Women relaunch league

Jennifer Botterill is one of the pioneers of the newly formed Canadian Women's Hockey League. (Sun...

Jennifer Botterill is one of the pioneers of the newly formed Canadian Women's Hockey League. (Sun File/Marcel Cretain)

ALISON KORN -- For Sun Media

, Last Updated: 1:55 PM ET

The top female hockey players in Eastern Canada have a league to play in this year with the formation of the seven-team Canadian Women's Hockey League -- thanks to the efforts of several star players.

Led by Olympic gold medallists Sami Jo Small and Jennifer Botterill, along with a group of players and volunteers, the new league replaces the Eastern division of the National Women's Hockey League, which suspended play in May. Owners cited a lack of a fan base, financial woes and free agency disputes as reasons for the league's collapse.

LACK OF STRUCTURE

"The owners sort of got together and decided they were going to cancel the coming season," Botterill said. "There was a lack of structure and organization. At this point, the previous owners are not in the picture."

All seven teams now have new names, new uniforms, and in two cases, new locations: Vaughan and Burlington replace teams from Etobicoke and Oakville.

The new league's seven teams include four in the Greater Toronto Area, one in Ottawa and two in Montreal. The GTA teams are the Brampton Canadette-Thunder, Mississauga Chiefs, Burlington Barracudas and the Vaughan Flames. The rest of the league is comprised of the Ottawa Capital-Canucks, Montreal Stars and Quebec Phoenix.

"At this point what we're trying to create is a league that is sustainable for the future," said Botterill, who will play for Mississauga along with Small. "We felt like a fresh start would be a good way to go."

Other Olympians also are playing in the league. Brampton has Jayna Hefford, Vicky Sunohara and Gillian Apps. Becky Kellar is on Burlington, Katie Weatherston is in Ottawa and Kim St-Pierre is in Montreal.

"What's different about this league," Small explained, "is that many of the teams will be supported by minor hockey associations in the communities where the teams are located."

For example, Vaughan and Burlington minor girls' hockey now can provide feeder systems as well as supportive fans.

Another difference is that team funds now come from the league itself, rather than individual owners, ensuring that every player who makes a team will play for free, unlike the previous setup where some teams charged annual fees to players and others didn't.

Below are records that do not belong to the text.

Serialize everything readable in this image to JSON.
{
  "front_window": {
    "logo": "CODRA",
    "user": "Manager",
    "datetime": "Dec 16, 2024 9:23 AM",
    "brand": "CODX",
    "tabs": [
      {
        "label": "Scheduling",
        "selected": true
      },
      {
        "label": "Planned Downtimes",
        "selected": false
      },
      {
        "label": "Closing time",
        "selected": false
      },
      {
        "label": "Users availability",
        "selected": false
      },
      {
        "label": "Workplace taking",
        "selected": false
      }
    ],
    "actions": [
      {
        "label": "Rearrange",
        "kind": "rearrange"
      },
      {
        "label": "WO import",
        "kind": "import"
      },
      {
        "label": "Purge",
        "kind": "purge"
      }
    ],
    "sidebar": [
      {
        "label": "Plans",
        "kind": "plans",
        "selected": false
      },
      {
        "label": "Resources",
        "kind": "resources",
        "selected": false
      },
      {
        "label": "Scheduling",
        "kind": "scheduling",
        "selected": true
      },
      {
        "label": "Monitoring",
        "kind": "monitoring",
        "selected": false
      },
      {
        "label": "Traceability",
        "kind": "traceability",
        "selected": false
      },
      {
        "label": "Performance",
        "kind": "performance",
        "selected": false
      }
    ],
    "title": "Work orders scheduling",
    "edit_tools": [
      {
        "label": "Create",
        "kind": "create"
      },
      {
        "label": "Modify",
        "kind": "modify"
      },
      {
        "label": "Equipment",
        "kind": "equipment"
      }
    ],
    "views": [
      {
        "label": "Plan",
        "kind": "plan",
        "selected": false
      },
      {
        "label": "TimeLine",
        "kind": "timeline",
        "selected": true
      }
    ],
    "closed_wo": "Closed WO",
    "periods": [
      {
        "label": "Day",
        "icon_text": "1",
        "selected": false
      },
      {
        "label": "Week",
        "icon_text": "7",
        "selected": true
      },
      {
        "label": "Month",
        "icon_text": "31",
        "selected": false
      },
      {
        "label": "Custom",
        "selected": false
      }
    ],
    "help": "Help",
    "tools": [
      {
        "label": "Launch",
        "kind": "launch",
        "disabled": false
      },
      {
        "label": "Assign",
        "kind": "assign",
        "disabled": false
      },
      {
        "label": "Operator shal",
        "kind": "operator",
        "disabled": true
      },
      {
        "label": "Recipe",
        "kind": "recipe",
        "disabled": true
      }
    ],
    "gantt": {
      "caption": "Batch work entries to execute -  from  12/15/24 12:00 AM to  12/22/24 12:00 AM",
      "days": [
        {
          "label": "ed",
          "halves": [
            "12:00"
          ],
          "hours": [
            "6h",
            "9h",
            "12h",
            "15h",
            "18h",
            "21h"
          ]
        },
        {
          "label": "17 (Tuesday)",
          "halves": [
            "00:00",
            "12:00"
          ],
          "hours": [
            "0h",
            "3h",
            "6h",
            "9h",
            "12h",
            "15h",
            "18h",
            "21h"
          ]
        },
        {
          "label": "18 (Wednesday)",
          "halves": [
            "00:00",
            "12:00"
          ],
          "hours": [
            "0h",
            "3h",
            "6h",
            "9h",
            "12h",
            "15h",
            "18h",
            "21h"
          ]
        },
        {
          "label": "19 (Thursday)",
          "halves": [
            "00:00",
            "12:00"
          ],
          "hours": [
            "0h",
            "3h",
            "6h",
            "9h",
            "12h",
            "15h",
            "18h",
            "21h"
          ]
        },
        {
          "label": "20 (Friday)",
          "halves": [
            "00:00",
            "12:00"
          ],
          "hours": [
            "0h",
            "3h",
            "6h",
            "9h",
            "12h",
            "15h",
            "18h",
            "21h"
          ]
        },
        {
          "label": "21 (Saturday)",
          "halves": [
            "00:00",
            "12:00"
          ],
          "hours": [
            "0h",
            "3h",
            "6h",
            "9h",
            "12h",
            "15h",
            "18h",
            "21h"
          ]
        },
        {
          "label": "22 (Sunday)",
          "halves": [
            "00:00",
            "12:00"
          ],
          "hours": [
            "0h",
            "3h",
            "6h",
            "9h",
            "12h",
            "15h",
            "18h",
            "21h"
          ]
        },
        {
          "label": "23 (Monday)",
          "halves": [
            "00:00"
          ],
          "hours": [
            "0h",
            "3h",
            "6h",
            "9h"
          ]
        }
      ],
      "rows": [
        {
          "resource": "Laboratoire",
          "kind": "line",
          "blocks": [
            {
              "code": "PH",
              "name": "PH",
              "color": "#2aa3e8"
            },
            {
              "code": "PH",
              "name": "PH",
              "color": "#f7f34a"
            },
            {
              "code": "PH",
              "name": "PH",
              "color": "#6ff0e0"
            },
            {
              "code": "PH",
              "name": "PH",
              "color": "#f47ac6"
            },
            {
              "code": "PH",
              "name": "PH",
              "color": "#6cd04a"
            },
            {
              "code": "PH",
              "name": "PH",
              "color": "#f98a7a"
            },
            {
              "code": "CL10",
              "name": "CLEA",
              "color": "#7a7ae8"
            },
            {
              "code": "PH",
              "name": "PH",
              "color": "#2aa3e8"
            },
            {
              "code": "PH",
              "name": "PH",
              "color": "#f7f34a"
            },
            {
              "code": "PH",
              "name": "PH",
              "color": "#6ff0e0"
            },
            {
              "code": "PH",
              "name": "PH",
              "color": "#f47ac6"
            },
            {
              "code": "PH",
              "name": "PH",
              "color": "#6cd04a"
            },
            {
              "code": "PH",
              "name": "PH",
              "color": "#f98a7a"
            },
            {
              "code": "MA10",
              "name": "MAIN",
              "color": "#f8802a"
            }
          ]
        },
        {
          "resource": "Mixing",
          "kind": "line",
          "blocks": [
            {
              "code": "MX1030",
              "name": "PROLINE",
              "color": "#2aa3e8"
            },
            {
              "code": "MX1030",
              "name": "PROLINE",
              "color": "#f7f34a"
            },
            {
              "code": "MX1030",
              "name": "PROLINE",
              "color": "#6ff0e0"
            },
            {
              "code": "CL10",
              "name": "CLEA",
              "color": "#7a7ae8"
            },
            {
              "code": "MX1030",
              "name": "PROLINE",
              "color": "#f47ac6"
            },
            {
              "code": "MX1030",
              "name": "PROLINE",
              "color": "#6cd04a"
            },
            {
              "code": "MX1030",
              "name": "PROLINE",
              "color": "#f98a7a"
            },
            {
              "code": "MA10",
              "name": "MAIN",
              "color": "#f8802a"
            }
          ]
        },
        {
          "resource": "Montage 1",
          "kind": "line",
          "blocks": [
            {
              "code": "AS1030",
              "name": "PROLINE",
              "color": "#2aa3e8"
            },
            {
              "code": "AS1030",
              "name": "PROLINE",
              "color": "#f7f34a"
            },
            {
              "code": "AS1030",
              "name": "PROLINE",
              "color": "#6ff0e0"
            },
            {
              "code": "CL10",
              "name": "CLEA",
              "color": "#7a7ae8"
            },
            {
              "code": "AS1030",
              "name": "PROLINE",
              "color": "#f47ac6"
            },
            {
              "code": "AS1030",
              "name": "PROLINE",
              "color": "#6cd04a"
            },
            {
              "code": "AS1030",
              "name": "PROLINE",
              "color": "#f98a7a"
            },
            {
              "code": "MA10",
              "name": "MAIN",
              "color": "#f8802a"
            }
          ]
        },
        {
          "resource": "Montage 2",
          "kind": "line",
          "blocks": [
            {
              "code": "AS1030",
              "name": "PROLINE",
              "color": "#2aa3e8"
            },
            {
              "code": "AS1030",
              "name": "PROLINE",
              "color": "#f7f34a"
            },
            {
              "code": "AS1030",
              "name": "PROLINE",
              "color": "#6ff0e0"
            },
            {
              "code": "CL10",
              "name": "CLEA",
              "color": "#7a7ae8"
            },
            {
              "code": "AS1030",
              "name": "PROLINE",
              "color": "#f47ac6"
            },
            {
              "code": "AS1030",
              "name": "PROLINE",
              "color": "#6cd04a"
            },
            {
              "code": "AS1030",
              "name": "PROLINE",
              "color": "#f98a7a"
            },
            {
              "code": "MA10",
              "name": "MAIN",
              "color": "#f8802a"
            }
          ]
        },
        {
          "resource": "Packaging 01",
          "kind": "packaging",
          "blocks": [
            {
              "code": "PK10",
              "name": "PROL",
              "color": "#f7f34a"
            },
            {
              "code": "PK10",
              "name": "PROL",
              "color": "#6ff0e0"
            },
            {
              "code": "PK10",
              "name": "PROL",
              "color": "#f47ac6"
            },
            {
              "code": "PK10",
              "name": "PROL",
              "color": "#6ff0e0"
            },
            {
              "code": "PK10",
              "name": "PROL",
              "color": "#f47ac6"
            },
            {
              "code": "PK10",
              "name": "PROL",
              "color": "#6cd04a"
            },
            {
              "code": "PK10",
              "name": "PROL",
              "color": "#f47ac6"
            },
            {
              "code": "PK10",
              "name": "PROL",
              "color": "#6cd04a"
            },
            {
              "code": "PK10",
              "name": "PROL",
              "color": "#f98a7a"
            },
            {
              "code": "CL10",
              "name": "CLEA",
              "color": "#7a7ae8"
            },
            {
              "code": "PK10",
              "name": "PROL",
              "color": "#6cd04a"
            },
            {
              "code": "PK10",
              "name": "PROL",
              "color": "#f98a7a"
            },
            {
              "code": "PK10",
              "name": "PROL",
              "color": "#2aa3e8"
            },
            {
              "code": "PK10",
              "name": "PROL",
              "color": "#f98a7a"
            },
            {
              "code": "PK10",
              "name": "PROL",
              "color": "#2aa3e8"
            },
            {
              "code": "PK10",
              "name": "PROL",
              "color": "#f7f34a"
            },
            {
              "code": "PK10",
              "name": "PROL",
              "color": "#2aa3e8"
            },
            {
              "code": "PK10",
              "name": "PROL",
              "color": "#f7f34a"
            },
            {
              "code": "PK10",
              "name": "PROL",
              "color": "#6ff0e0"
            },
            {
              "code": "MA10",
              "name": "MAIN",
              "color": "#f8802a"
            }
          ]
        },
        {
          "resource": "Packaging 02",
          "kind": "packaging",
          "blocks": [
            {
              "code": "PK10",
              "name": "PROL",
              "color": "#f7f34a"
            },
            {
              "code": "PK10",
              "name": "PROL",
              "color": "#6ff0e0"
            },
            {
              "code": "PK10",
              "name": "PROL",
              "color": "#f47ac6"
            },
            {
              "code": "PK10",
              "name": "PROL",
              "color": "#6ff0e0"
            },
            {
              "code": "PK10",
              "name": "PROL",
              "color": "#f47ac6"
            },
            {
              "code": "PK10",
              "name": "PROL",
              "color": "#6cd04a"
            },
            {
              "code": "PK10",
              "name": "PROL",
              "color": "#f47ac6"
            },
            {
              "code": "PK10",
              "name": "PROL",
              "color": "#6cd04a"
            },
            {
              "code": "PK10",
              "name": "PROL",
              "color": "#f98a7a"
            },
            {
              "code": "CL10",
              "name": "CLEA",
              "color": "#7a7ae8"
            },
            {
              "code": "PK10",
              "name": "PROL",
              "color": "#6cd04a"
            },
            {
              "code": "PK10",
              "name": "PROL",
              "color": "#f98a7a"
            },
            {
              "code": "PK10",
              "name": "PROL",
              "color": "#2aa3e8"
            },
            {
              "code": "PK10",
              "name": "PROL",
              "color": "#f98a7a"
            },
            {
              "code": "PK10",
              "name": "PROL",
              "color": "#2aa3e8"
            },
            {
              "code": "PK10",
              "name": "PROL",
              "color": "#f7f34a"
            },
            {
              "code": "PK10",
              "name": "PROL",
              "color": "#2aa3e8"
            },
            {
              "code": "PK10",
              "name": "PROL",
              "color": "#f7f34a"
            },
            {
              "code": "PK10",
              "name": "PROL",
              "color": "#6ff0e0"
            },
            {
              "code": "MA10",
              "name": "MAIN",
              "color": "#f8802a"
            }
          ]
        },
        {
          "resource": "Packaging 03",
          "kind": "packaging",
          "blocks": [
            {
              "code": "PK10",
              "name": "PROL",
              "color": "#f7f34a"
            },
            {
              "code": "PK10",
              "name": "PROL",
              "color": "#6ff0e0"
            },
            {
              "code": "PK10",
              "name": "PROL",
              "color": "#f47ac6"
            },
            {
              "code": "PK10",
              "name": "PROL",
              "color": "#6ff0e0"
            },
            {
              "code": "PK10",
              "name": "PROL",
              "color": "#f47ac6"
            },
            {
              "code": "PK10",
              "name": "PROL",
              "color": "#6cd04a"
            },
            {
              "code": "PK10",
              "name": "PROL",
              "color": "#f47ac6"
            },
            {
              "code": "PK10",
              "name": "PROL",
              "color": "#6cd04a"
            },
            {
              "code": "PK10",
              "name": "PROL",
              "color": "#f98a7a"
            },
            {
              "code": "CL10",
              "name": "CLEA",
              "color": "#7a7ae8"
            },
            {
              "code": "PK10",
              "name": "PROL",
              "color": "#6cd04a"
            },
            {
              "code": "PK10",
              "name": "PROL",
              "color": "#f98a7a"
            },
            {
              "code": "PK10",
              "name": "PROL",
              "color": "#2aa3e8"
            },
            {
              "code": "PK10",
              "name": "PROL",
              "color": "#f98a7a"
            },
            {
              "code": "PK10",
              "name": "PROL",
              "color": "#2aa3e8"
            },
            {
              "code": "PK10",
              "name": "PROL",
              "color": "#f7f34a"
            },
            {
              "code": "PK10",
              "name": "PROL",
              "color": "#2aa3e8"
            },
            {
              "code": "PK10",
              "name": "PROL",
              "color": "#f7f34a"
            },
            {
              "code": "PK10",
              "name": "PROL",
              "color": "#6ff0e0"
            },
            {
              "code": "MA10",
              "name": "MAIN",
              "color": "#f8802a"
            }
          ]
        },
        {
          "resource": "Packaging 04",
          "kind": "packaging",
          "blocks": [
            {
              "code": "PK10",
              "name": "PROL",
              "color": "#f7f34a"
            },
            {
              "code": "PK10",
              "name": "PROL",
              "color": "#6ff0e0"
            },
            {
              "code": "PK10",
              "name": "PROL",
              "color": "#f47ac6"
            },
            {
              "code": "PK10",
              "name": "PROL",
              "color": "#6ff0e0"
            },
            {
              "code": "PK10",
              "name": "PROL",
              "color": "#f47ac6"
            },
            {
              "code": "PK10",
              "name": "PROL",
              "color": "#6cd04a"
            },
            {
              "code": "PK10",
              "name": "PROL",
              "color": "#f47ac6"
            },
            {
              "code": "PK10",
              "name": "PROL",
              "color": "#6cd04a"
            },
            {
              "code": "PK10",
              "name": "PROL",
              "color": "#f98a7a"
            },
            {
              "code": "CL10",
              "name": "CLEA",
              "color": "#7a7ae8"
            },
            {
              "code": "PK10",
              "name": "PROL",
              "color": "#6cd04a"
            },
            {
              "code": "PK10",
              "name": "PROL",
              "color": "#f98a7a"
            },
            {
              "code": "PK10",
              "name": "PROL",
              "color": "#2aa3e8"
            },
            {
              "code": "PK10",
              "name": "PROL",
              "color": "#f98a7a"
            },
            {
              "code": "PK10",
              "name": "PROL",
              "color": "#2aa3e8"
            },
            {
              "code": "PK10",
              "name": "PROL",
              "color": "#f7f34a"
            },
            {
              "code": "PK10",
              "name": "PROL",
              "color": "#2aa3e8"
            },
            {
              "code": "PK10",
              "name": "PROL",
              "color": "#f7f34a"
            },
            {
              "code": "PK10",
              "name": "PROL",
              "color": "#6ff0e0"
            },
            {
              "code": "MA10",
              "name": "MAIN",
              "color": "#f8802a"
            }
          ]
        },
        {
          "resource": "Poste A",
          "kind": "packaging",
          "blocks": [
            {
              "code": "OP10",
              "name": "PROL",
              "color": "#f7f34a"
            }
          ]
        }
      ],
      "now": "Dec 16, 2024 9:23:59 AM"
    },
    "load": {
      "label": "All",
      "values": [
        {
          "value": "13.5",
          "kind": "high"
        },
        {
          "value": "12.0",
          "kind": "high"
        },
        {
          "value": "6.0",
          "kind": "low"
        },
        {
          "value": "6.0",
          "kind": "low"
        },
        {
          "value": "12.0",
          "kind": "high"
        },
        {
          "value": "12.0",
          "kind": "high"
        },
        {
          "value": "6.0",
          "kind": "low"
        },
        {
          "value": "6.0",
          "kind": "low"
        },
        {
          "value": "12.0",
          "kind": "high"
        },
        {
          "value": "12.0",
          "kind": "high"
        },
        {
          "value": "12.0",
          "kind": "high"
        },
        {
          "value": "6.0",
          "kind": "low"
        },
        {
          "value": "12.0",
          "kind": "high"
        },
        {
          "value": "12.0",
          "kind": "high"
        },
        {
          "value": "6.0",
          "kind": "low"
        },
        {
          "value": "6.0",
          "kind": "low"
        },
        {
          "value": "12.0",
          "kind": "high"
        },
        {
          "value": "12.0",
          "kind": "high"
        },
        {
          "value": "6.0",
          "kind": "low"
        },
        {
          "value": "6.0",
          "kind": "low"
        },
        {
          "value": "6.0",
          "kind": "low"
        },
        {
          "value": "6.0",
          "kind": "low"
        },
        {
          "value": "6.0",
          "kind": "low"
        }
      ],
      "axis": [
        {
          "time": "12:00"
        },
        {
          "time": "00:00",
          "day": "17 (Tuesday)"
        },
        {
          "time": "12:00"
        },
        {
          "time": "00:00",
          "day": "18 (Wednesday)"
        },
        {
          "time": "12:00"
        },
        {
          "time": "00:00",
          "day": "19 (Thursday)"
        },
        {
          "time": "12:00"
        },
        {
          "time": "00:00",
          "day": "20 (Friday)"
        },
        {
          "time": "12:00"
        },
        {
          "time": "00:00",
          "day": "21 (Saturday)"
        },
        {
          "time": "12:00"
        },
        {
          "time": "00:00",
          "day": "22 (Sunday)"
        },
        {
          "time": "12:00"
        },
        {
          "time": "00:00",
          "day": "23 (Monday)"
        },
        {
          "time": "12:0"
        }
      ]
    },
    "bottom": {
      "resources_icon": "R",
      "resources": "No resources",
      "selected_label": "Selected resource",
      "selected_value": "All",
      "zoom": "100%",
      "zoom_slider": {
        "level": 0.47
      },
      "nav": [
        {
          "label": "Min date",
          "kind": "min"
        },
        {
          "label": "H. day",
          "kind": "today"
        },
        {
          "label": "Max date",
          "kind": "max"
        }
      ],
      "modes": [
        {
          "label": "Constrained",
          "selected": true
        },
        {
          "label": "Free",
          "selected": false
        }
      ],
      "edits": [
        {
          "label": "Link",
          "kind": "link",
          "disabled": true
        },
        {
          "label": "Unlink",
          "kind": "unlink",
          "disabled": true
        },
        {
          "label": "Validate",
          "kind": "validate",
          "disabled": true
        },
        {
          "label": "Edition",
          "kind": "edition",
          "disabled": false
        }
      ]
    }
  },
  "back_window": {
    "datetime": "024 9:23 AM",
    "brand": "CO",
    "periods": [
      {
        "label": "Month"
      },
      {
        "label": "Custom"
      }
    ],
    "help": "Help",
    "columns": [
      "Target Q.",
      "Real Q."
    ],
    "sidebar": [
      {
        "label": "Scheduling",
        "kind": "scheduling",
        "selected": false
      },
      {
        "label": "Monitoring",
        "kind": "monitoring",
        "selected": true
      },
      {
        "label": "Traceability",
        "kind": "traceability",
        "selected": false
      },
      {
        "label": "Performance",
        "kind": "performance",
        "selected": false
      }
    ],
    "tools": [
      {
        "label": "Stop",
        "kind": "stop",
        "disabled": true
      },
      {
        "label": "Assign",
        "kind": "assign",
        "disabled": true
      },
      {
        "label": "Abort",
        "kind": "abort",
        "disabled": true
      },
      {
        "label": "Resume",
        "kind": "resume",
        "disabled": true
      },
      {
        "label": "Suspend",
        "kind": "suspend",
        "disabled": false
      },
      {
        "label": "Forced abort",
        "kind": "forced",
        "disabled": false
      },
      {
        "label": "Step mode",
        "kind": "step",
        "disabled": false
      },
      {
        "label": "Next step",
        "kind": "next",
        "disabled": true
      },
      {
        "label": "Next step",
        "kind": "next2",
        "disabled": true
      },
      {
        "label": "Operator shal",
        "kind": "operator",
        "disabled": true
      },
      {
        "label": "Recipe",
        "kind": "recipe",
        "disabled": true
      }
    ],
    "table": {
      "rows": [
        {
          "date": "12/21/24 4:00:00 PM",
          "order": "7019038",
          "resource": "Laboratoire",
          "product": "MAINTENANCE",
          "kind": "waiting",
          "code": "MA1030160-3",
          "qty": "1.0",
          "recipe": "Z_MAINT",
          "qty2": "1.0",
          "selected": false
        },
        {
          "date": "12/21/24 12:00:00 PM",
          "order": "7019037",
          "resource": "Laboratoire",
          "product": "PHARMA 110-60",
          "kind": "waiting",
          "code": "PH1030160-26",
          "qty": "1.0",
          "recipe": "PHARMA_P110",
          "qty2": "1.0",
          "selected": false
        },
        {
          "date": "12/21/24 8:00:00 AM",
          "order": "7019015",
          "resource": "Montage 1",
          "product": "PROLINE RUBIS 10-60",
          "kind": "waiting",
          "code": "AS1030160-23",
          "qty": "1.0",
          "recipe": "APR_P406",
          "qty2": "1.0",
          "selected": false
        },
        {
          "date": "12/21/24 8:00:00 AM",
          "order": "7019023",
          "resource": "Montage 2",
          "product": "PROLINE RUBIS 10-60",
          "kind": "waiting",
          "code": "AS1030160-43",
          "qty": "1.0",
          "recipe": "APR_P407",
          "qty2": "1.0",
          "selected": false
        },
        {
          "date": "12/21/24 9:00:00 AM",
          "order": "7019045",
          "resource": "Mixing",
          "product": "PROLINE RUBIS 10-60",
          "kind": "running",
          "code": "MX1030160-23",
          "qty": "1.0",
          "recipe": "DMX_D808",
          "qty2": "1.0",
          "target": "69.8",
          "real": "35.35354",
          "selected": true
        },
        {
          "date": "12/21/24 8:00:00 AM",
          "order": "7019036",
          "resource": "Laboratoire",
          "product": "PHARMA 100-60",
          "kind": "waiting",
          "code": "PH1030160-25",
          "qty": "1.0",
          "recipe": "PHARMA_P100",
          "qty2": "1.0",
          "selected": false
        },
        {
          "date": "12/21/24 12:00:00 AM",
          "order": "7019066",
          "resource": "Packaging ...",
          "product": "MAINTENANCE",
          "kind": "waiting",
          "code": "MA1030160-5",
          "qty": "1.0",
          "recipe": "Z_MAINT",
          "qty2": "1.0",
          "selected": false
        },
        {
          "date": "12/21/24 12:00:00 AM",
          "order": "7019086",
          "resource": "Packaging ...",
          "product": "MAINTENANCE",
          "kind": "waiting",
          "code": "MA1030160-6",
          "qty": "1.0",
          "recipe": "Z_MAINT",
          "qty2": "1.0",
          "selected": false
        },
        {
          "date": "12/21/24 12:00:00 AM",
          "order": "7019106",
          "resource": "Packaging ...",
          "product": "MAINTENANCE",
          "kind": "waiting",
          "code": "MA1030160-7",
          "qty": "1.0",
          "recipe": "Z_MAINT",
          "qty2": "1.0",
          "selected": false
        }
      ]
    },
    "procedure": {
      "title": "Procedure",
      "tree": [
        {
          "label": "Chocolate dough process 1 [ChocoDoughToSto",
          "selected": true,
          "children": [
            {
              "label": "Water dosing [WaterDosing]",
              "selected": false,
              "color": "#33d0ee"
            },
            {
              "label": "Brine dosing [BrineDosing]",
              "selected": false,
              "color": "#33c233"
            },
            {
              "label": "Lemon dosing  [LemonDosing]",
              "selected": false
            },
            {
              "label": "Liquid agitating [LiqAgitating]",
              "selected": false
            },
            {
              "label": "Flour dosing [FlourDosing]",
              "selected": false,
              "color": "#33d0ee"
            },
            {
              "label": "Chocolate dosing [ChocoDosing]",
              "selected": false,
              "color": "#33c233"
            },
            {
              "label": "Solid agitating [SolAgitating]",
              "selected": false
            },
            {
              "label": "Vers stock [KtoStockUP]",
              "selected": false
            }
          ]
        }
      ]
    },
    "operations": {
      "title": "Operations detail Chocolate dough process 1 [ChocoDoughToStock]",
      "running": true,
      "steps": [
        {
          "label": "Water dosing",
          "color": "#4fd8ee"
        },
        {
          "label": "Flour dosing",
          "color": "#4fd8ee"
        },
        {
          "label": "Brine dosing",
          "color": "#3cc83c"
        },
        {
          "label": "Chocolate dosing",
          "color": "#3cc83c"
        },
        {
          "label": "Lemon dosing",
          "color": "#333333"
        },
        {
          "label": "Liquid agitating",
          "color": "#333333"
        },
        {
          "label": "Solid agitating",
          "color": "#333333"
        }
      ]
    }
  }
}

"We are very excited about this season," said Botterill, noting the league already has netted some supporters, with more deals in the works. "There's no question that along with increased awareness of our league, there's also great potential for growing the game of women's hockey."

The idea of creating a draft is something organizers want to address in the future.

A criticism of the previous league was that all players became free agents at the end of every season, disrupting the league's competitive balance.

NO PAY

But when the athletes aren't being paid to play, it's important for them to place themselves in locations that allow them to work.

"At this point we didn't feel we had the power to tell players where to go," Botterill said. "It's definitely a topic that's on our minds to figure out for seasons ahead."

The teams will play a full 40-game schedule culminating with the top two teams attending the 2008 Esso Women's National Championships in Charlottetown, Prince Edward Island, to play for the national championship against the top two teams from the Western Women's Hockey League.

"I love playing in the GTA and wanted to stay," Botterill said. "That motivation inspired a lot of us to be proactive and see what we could get done."

A website is in the works that will list the league schedule. This Sunday, Burlington plays Brampton at 4:15 p.m. at Burlington's South Fletcher's Sportsplex.

ROCKING OLYMPIC SPORT

Olympic buffs should be sure to check out the inspiring new Olympic video, Believe, online at www.bell.ca/believe.

The four-minute feature is a one-of-a-kind music video and audio track that could become the anthem for the 2010 Vancouver Winter Olympic Games.

It's free to view online, and costs 99 cents to download, with proceeds going to the Own The Podium program supporting winter sports.

The video and behind-the-scenes footage feature athletes Steve Omischl (freestyle sking), Joannie Rochette (figure skating) and Clara Hughes (speed skating), along with singer Suzie McNeil and Canada's 61-piece National Arts Centre Orchestra, conducted by Dave Pierce.

RAISING CASH

On Sunday, Sept. 30, the second annual "Share the Road" ride will take place in Halton Region, in memory of Ontario Provincial Police Sgt. Greg Stobbart. The avid cyclist and triathlete was hit and killed by a dump truck during a training ride on June 6, 2006. The event starts at 10 a.m. at the Milton GO station and raises money for the Share the Road Foundation, which encourages motorists to share the roads with cyclists. This year's ride features a hilly, 60-kilometre route, along with a 20-kilometre Fun Ride on flatter terrain. Register at www.racersportif.com.